Your framing only makes sense when "Bad" is something so bad that we can't bear its existence, as opposed to just "commercially bad" where it shouldn't behave that way with an end user. In the latter, your choice 1 - imposing external guardrails - is fine. I'm not aware of anything LLMs can do that fits in the former category.
> Until we have a very different method of actually controlling LLM behavior, 1 is the only feasible one.
Most of the stuff I've seen, is 2. I've only seen a few places use 1 — you can tell the difference, because when a LLM pops out a message and then deletes it, that's a type 1 behaviour, whereas if the first thing it outputs directly is a sequence of tokens saying (any variant of) "nope, not gonna do that" that's type 2 behaviour.
The research into going from type 2 to type 3 is the entirety of the article.
> Your framing only makes sense when "Bad" is something so bad that we can't bear its existence, as opposed to just "commercially bad" where it shouldn't behave that way with an end user. In the latter, your choice 1 - imposing external guardrails - is fine.

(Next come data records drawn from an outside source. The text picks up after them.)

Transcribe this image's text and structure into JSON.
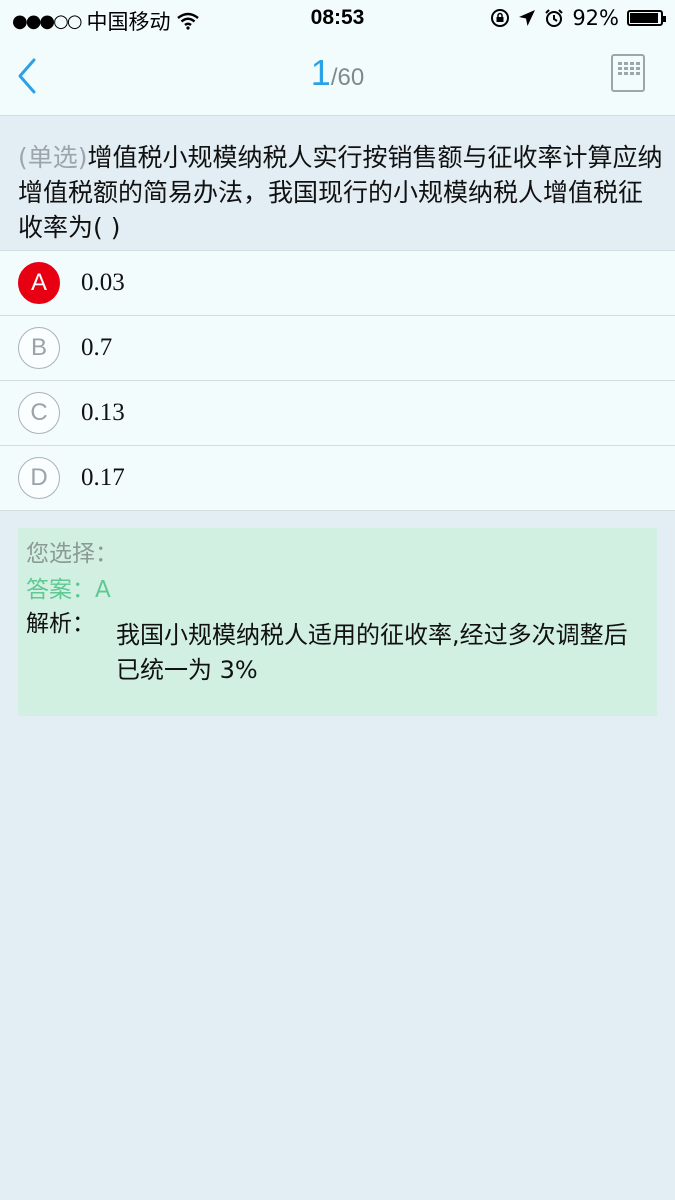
{
  "status_bar": {
    "carrier": "中国移动",
    "time": "08:53",
    "battery": "92%"
  },
  "nav": {
    "current": "1",
    "total": "/60"
  },
  "question": {
    "type_tag": "(单选)",
    "text": "增值税小规模纳税人实行按销售额与征收率计算应纳增值税额的简易办法，我国现行的小规模纳税人增值税征收率为( )"
  },
  "options": [
    {
      "letter": "A",
      "value": "0.03",
      "selected": true
    },
    {
      "letter": "B",
      "value": "0.7",
      "selected": false
    },
    {
      "letter": "C",
      "value": "0.13",
      "selected": false
    },
    {
      "letter": "D",
      "value": "0.17",
      "selected": false
    }
  ],
  "analysis": {
    "your_choice_label": "您选择：",
    "answer_label": "答案：",
    "answer_value": "A",
    "explanation_label": "解析：",
    "explanation_text": "我国小规模纳税人适用的征收率,经过多次调整后已统一为 3%"
  },
  "colors": {
    "accent": "#2aa2e6",
    "selected": "#e60012",
    "answer": "#5fc893"
  }
}
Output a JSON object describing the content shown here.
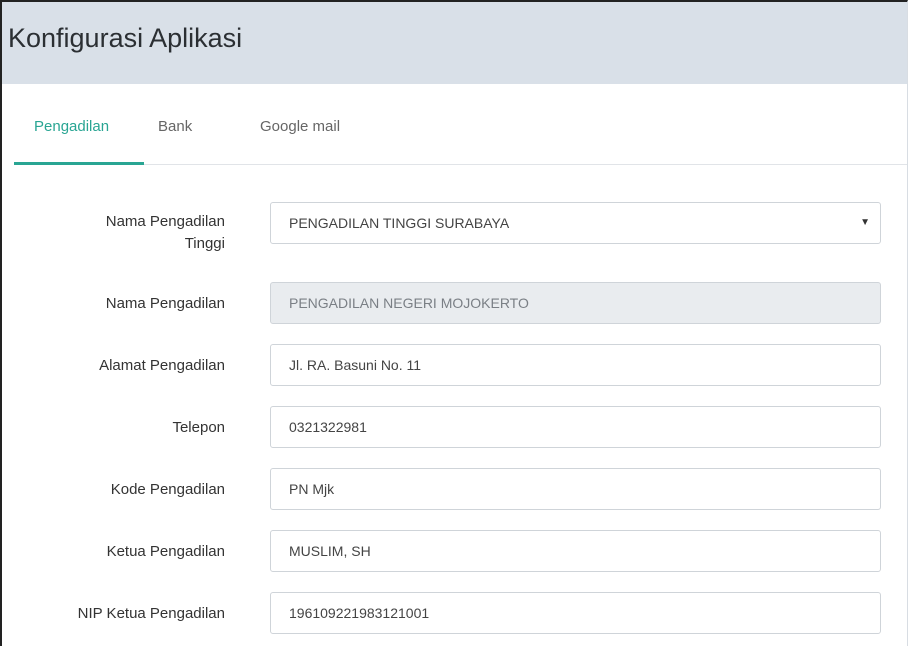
{
  "page": {
    "title": "Konfigurasi Aplikasi"
  },
  "tabs": [
    {
      "label": "Pengadilan",
      "active": true
    },
    {
      "label": "Bank",
      "active": false
    },
    {
      "label": "Google mail",
      "active": false
    }
  ],
  "form": {
    "pengadilan_tinggi": {
      "label_line1": "Nama Pengadilan",
      "label_line2": "Tinggi",
      "value": "PENGADILAN TINGGI SURABAYA"
    },
    "nama_pengadilan": {
      "label": "Nama Pengadilan",
      "value": "PENGADILAN NEGERI MOJOKERTO"
    },
    "alamat": {
      "label": "Alamat Pengadilan",
      "value": "Jl. RA. Basuni No. 11"
    },
    "telepon": {
      "label": "Telepon",
      "value": "0321322981"
    },
    "kode": {
      "label": "Kode Pengadilan",
      "value": "PN Mjk"
    },
    "ketua": {
      "label": "Ketua Pengadilan",
      "value": "MUSLIM, SH"
    },
    "nip_ketua": {
      "label": "NIP Ketua Pengadilan",
      "value": "196109221983121001"
    }
  },
  "colors": {
    "accent": "#29a593",
    "header_bg": "#d9e0e8"
  },
  "icons": {
    "select_caret": "caret-down-icon"
  }
}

I disagree, I think my framing applies to all cases. Right now, LLMs are like old PCs with no user accounts and a single shared memory space, which is fine and dandy when you're not facing malicious input, but we live in a world with malicious input.
You might be able to use a type 1 solution, but it's going to be fragile, and more pertinently, slow, as you only know to reject content once it has finished and may therefore end up in an unbounded loop of an LLM generating content that a censor rejects.
A type 2 solution is still fragile, but it just doesn't make the "bad" content in the first place — and, to be clear, "bad" in this context can be anything undesired, including "uses vocabulary too advanced for a 5 year old who just started school" if that's what you care about using some specific LLM for.
I think you mistakenly replied to my comment instead of one that made some sort of grouping?
Alternatively, you're assuming that because there is some possible technique that can't be reversed, it's no longer useful to remove the effects of techniques that _can_ be reversed?
To say nothing of unlearning those safeguards and/or “safeguards”.